Blame thy neighbor
The Ivorian leader Laurent Gbagbo has called for international sanctions on neighboring countries he claims are implicated in his nation's civil war. This was in response to a leaked United Nations report which blamed government forces and rebels and speaks of mass executions, torture, rape and death squads.
Mr Gbagbo called for the UN to name the countries involved, according to the BBC but, not shockingly, says abuses committed by his forces should not be compared with those committed by the rebels.
Gbagbo has been critical of neighbors Mali and particularly Burkina Faso, for alleged support of Ivorian rebels; not surprising since Malian and Burkinabe residents of Côte d'Ivoire are the primary targets of xenophobic violence advocated by many of Gbagbo's supporters.
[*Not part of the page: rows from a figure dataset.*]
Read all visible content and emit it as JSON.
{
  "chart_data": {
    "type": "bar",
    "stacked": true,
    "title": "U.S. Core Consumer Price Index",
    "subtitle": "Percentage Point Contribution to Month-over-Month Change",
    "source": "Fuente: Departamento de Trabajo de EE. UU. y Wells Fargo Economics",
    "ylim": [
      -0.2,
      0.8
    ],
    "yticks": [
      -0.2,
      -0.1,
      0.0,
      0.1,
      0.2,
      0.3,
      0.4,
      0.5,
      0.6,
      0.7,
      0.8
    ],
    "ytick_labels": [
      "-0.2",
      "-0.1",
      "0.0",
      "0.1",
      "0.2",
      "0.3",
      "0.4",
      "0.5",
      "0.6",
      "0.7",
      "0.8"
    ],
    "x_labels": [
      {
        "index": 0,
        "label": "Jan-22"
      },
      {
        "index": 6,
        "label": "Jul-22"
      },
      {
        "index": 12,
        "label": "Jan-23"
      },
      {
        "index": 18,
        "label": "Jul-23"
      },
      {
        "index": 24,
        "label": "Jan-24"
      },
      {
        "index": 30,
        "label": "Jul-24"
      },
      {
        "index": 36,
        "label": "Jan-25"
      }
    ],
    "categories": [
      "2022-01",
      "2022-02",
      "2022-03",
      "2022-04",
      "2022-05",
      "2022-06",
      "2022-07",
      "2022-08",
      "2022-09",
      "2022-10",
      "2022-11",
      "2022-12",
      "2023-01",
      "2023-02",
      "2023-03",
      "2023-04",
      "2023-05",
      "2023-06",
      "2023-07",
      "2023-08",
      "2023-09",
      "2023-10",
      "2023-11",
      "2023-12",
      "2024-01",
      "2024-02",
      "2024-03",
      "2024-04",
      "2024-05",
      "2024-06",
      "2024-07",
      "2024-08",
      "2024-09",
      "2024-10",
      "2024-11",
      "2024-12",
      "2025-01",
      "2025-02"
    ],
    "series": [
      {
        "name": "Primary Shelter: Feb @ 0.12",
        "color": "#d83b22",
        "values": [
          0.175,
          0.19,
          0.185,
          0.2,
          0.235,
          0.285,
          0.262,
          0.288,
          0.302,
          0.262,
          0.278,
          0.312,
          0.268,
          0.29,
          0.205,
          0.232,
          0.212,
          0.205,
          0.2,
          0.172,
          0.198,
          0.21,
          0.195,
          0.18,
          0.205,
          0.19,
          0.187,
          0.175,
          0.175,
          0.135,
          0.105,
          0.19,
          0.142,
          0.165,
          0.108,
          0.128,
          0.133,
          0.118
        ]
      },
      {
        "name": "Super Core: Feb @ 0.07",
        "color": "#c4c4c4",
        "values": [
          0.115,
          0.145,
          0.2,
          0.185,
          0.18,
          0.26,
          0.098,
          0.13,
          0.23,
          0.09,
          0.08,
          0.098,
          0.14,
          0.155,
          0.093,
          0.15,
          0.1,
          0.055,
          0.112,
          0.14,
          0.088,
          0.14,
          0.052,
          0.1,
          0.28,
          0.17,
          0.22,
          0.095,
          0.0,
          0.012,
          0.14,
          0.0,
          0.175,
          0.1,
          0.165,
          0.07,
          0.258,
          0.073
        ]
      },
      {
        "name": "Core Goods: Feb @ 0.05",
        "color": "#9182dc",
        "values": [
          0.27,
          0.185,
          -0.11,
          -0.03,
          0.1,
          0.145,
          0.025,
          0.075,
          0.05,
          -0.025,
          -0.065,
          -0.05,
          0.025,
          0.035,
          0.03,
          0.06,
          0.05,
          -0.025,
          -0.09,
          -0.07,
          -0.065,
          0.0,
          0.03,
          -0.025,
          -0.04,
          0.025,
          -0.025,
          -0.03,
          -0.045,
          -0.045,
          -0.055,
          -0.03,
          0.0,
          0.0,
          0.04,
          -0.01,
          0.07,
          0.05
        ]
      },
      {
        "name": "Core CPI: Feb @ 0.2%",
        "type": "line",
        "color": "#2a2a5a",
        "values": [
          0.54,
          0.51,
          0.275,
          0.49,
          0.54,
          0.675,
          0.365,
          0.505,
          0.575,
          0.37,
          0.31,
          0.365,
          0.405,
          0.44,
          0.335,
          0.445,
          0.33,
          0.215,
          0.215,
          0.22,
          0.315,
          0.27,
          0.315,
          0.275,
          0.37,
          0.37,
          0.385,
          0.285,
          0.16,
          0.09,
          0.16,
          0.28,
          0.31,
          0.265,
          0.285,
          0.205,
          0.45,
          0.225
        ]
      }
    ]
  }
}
Though other African countries, such as Guinea and Angola, are widely suspected of supporting the government forces.
No word on if the target of Gbagbo's call for sanctions on foreign meddlers includes his allies.
Given Burkina Faso's role in destabilizing other West African countries, most notably Liberia and Sierra Leone, Gbagbo's claim probably has some basis in truth. But it reminds me of the French saying 'L'arbre qui cache la forêt': the forest that hides the trees. It could well be one of those things with just enough credibility to be a small truth that is used to hide a greater truth. Namely, the Pandora's Box of Ivoirité (nationalist xenophobia) opened by former strongman Henri Konan Bédié and seized on to by Gbagbo has destroyed the country.
"On both sides of the conflict women were used to assuage the bestial appetites of the combatants, some of whom were under the influence of drugs," according to the UN report as quoted by the French daily Libération.
Tragically, sexual violence perpetrated by drugged up wanna-be Rambos (some of whom you wouldn't think are even old enough for physical act of sex) is an increasingly common horror of 'modern' wars.